We need to find a way to create signatures from said ELF file
The first step is involved and beyond the scope of this blog post. I’ve opted to use Arduino IDE and configured it to compile for a generic ESP8266 module, with verbose compiler output enabled.
With our environment configured, we can look up example sketches for the ESP8266, we want to find one that performs a similar function to our target. Fortunately, a Github of example code exists, which can help us.
Searching the repository, we see a promising file, WiFiClient.ino, which contains the following code:
This sketch sends data via HTTP GET requests to data.sparkfun.com service.
You need to get streamId and privateKey at data.sparkfun.com and paste them
below. Or just customize this script to talk to other HTTP servers.

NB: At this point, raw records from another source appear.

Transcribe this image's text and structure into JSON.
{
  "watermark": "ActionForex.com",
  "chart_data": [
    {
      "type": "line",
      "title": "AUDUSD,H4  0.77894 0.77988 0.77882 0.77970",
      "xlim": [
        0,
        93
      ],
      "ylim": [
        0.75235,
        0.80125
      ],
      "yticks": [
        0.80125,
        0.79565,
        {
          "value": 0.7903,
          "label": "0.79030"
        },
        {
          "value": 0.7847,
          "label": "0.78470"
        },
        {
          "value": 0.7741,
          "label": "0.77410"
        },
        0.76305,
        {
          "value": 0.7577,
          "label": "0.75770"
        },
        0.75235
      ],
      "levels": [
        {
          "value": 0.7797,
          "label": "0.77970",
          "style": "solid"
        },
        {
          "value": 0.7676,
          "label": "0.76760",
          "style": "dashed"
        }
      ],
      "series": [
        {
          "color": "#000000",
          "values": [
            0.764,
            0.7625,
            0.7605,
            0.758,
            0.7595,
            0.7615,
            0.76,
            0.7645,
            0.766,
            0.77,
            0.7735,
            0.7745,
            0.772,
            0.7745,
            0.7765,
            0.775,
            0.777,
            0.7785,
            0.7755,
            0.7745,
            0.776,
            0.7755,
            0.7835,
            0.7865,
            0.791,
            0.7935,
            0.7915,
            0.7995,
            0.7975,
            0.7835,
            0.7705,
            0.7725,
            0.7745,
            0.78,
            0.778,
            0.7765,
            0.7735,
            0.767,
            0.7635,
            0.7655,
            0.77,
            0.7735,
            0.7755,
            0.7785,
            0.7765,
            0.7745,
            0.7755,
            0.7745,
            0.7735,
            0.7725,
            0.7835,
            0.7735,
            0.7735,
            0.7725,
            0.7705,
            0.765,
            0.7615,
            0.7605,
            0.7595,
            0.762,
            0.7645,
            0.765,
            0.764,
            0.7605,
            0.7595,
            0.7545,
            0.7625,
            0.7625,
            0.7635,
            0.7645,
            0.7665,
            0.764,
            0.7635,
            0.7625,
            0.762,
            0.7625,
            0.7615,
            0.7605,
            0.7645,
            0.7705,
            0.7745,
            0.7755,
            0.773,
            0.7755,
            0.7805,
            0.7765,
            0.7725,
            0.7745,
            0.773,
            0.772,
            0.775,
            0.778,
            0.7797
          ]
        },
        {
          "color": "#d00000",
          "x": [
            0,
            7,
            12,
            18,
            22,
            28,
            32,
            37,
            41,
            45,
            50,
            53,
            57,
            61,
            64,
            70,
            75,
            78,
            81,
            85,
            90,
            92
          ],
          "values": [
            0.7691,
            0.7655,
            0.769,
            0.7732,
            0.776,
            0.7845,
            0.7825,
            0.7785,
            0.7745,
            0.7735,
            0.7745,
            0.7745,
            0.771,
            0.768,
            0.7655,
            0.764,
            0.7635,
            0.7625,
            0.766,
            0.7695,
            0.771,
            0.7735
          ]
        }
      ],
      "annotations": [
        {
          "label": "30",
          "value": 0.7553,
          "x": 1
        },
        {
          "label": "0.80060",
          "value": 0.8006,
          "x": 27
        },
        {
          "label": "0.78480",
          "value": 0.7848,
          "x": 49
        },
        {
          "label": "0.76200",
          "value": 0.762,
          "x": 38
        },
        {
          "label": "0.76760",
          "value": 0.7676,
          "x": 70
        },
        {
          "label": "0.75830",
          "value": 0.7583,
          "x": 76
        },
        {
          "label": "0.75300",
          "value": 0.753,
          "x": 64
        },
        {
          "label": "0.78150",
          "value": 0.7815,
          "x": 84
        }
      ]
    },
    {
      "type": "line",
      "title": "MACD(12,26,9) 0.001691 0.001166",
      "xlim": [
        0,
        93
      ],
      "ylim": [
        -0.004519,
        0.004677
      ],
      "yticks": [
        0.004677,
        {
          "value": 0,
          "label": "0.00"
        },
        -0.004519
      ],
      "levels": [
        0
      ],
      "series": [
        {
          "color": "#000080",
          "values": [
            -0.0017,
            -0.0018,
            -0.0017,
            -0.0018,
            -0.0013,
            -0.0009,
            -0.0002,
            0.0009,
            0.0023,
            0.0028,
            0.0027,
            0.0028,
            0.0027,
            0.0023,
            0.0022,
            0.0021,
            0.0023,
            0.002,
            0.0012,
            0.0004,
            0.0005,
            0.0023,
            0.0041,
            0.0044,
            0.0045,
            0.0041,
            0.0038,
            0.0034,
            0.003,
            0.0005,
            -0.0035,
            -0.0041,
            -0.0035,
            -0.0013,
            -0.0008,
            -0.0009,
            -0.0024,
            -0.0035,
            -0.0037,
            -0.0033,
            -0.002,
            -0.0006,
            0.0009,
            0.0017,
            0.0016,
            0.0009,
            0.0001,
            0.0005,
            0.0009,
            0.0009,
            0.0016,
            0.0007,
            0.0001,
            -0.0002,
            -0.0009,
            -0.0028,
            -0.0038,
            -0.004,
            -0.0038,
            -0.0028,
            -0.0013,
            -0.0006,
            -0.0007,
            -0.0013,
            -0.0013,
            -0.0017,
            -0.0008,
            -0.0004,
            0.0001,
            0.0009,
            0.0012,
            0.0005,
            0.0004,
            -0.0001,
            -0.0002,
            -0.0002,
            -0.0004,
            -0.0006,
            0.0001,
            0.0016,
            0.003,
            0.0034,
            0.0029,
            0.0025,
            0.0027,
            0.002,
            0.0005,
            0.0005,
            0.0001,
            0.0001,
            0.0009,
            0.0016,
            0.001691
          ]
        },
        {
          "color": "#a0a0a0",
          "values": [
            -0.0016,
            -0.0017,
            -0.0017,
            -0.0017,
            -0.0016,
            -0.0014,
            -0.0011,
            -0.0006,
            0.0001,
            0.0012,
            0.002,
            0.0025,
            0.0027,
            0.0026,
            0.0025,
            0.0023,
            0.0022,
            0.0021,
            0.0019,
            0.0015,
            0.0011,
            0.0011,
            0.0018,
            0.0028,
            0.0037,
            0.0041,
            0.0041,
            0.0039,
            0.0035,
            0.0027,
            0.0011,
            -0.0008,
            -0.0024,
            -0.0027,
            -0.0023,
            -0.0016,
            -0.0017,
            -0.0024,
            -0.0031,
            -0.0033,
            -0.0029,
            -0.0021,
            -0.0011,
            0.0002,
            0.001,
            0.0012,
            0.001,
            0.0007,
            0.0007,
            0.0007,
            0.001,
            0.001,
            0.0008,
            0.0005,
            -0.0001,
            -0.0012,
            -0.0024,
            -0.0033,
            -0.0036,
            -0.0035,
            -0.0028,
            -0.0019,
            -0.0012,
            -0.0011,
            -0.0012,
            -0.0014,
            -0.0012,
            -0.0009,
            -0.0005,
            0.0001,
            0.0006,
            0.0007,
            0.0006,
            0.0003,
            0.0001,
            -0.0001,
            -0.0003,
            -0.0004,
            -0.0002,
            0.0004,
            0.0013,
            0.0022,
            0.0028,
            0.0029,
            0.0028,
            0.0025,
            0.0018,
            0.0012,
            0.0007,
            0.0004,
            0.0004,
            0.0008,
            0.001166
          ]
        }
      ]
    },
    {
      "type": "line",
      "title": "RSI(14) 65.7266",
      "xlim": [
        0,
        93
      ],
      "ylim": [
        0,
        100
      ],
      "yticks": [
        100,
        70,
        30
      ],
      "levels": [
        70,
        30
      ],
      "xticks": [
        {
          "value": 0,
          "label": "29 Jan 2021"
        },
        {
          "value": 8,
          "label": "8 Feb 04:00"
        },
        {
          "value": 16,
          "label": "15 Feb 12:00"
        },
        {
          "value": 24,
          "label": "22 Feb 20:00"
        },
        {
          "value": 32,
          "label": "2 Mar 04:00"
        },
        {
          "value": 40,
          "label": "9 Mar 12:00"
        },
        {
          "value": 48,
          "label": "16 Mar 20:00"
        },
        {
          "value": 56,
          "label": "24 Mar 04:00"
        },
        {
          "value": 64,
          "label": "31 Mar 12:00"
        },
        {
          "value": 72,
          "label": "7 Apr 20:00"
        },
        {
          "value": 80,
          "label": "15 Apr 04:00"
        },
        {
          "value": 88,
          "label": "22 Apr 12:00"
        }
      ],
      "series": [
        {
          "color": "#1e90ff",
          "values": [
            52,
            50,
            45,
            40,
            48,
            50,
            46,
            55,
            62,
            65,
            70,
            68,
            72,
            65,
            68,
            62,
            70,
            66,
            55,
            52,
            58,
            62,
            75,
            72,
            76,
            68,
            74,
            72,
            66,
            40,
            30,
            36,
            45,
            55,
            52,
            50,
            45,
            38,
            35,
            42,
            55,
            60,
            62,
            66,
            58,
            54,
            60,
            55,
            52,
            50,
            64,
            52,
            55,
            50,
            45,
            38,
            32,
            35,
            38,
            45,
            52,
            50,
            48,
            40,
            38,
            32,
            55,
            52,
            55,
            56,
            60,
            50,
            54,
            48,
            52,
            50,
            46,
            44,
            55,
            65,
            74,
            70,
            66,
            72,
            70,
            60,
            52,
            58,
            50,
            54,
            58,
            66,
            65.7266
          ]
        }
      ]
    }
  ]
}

constchar* ssid = "your-ssid";
constchar* password = "your-password";
constchar* host = "data.sparkfun.com";
constchar* streamId = "....................";
constchar* privateKey = "....................";
// We start by connecting to a WiFi network
Serial.print("Connecting to ");
/* Explicitly set the ESP8266 to be a WiFi-client, otherwise, it by default,
would try to act as both a client and an access-point and could cause
network-issues with your other WiFi-devices on your WiFi-network. */
This is a good sign, as it’s indicative that at the very least, we’re compiling a Sketch which uses the relevant, identical or similar libraries (there may be version discrepancies) to our target firmware image. This increases the likelihood of successful function identification, based on the signatures we’ll obtain.
Compiling the above sketch, results in the following notable compiler output:
/tmp/arduino_build_867542/sketch_may24a.ino.elf: ELF 32-bit LSB executable, Tensilica Xtensa, version 1 (SYSV), statically linked, with debug_info, not stripped
Loading this ELF file into IDA, we can see we’ve got sensible function names! As depicted below:
So, how can we generate a pattern file from the above ELF to create a FLIRT signature? After much research, I found Fire Eye’s IDB2PAT tool, created by the FLARE the division of Fire Eye.
This tool is described as follows:
This script allows you to easily generate function patterns from an existing IDB database that can then be turned into FLIRT signatures to help identify similar functions in new files. More information is available at: https://www.fireeye.com/blog/threat-research/2015/01/flare_ida_pro_script.html
Having installed this plugin, it initially didn’t work at all for my version of IDA (6.8). This appeared to be the result of IDA using QT5 as opposed to Pyside in later versions (7.x), where the plugin was migrated to support version 7.x of IDA and not version 6.8.
Scrolling through the plugin’s known issues, someone pointed out the above and recommended an earlier version be used, which worked with IDA 6.8. I checked out an earlier commit. No more IDA plugin errors.
Did the plugin work? No. It got stuck in an infinite loop upon being launched. It turned out this issue was related to the version I had containing a bug, where functions less than 32 bytes would cause an infinite loop. To fix this issue, I downloaded the latest version of the individual script file, in which the bug was apparently fixed.
The result, yet another issue:
This was seemingly due to a version discrepancy between the installed and targeted IDA SDK. I fixed the plugin by updating the relevant function call “get_name(…)” to “GetFunctionName(…)”. I also added code to ignore functions that started with the word “sub_”, as these were undefined and not useful to me.
See the documentation to learn how to resolve collisions.
We can see six collisions have occurred. In this context, a collision is generated when sigmake encounters the same signature for more than one function. When this happens, it will generate a .exc file listing the collisions, which we can modify to instruct IDA to use one signature over another, for example.